O volume desproporcional de moratórias de crédito concedidas em Portugal, quando comparado com o resto da Europa, deixam antecipar fortes impactos para a banca nacional no pós-Covid, isto num sector que havia registando uma trajetória positiva de recuperação nos últimos anos.
25 Fevereiro 2021, 15h52

O papel da banca na recuperação pós-Covid-19 não pode ser descurado e Portugal não se pode dar ao luxo de ver a atual crise económica transformar-se numa financeira quando forem levantadas as moratórias de crédito, defendem os oradores do Observatório sobre “A Recuperação Económica depois da Covid-19”, um evento realizado esta quinta-feira, 25 de fevereiro, com organização do Jornal Económico e do Crédito Agrícola.

Os apoios ao tecido empresarial face à pandemia em que o mundo mergulhou materializaram-se sobretudo no adiamento das obrigações de crédito de famílias e empresas, as chamadas moratórias, que tiveram uma adesão em Portugal desproporcional ao resto da Europa. Esta solução, embora “útil” num primeiro impacto, representa agora uma ameaça à saúde do sistema financeiro, como reconhece Licínio Pina.
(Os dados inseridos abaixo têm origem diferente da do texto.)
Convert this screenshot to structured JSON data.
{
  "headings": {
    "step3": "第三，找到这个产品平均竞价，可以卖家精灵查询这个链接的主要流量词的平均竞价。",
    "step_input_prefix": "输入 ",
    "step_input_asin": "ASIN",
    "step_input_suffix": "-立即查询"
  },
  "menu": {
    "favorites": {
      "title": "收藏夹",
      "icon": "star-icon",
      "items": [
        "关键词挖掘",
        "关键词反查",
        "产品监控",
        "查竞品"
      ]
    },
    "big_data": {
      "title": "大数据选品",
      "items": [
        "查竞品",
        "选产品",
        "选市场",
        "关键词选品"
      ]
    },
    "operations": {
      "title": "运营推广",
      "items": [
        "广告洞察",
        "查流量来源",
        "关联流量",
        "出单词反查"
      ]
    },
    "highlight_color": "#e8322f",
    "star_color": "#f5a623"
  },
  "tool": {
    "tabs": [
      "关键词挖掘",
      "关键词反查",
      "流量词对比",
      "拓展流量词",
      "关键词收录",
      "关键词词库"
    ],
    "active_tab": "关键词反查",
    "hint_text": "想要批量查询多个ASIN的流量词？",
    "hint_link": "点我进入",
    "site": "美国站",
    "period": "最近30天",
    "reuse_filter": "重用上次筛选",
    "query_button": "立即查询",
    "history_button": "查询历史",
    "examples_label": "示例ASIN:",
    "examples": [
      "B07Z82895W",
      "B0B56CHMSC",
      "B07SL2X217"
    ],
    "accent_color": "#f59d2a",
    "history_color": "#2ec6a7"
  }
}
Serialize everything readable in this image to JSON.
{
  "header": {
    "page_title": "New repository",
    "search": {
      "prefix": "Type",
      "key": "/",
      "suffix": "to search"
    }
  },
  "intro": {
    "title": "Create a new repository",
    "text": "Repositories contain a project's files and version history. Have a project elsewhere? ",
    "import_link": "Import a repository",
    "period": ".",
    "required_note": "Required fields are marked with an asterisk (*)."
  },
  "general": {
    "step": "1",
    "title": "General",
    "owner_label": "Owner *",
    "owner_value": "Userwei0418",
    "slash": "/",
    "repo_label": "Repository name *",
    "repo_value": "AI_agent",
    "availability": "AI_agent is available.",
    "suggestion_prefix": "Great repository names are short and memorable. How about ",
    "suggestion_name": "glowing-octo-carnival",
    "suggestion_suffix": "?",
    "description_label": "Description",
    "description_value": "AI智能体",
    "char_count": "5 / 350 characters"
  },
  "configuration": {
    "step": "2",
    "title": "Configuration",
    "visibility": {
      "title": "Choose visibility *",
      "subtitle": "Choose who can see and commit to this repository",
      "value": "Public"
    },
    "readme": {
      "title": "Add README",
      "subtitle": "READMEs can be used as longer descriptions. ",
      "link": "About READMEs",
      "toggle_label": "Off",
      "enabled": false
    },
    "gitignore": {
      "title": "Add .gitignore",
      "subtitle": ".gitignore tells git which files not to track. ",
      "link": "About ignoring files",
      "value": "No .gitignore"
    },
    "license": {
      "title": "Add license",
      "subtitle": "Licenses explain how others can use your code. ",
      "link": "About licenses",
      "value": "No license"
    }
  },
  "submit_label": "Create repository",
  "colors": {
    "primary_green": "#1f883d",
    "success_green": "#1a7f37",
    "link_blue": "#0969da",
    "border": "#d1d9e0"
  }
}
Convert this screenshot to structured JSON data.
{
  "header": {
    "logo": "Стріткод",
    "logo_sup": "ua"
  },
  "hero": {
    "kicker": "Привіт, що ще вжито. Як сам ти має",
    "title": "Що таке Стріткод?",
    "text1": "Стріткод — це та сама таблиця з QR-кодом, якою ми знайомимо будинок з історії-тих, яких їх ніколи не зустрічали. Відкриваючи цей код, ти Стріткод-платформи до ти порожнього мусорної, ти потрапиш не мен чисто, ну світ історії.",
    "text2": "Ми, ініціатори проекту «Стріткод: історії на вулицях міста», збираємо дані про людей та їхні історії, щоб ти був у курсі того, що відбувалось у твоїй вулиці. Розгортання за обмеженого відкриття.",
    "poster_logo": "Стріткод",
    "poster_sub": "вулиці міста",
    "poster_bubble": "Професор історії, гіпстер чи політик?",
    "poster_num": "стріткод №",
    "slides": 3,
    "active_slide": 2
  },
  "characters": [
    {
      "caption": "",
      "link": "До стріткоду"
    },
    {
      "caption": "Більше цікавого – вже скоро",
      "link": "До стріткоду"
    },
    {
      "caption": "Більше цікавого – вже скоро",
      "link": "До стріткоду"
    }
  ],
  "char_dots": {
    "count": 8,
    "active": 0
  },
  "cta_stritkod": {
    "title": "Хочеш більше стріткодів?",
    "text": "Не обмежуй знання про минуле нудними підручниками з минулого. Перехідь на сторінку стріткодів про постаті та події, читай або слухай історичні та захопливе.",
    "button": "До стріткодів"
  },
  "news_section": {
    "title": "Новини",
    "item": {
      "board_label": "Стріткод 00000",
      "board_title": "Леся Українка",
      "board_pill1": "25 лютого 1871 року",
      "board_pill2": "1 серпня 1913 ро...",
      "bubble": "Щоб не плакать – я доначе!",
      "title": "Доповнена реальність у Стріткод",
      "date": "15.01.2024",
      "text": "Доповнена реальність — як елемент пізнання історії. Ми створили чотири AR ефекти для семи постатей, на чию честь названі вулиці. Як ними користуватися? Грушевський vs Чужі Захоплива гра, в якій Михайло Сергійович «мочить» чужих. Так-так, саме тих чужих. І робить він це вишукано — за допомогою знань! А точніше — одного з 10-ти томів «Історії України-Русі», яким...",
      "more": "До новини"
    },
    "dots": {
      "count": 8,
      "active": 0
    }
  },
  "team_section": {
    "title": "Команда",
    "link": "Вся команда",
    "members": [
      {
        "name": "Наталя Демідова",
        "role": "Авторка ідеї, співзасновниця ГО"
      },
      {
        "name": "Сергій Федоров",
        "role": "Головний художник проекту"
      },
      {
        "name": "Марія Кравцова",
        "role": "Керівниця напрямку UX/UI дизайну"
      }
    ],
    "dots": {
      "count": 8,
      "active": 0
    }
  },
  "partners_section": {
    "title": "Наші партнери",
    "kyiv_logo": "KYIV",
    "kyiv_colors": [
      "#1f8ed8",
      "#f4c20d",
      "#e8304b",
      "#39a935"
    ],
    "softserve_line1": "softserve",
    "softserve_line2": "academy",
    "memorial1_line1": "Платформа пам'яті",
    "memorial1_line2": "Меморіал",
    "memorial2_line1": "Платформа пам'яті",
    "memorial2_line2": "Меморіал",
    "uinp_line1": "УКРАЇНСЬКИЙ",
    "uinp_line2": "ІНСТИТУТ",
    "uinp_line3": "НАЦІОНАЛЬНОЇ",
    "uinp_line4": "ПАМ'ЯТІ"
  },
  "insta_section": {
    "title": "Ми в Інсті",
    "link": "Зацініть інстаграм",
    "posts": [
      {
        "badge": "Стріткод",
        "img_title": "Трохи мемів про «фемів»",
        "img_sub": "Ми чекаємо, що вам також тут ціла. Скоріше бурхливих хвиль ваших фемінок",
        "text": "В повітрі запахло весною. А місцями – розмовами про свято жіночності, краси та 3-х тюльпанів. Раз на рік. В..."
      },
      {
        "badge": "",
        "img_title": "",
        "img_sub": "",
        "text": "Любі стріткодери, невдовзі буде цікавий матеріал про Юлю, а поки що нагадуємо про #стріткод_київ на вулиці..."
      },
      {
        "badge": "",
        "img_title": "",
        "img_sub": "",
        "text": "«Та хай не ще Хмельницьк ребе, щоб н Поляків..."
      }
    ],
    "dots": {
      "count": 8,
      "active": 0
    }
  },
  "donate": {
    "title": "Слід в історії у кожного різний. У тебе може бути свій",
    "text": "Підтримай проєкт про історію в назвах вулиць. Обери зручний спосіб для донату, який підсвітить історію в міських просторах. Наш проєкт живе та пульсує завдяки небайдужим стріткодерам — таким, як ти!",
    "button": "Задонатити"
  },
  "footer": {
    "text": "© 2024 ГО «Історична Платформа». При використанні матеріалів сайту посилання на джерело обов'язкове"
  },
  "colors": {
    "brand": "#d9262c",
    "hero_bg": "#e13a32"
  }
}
“Foi uma medida útil, mas, na minha ótica, completamente insuficiente para dar estabilidade às empresas”, argumentou o presidente do Conselho de Administração Executivo do Crédito Agrícola, que vê no volume anormal de recurso a este apoio, quando comparado com a média europeia, uma consequência de uma “dívida pública gigantesca” que atua como “um colete de forças” na economia nacional. Esta preocupação surge apesar de Licínio Pina reconhecer que o crescimento de 6,1% no crédito concedido se deveu às estas medidas.

Adicionalmente, o número de moratórias concedidas em Portugal deixa o país sozinho no pedido de alterações ou relaxamento das diretrizes da Autoridade Bancária Europeia (EBA), um cenário que o presidente do banco vê como improvável.

“Temos de encontrar outras soluções e cada um dos bancos terá de assumir as responsabilidades dentro das suas carteiras de crédito”, antecipa, pedindo igualmente reformas estruturais na economia que reduzam a sua dependência de sectores como o turismo, cuja volatilidade ficou bem explícita na atual crise, e que fomentem a transição digital aliada a um reforço da formação dos trabalhadores portugueses.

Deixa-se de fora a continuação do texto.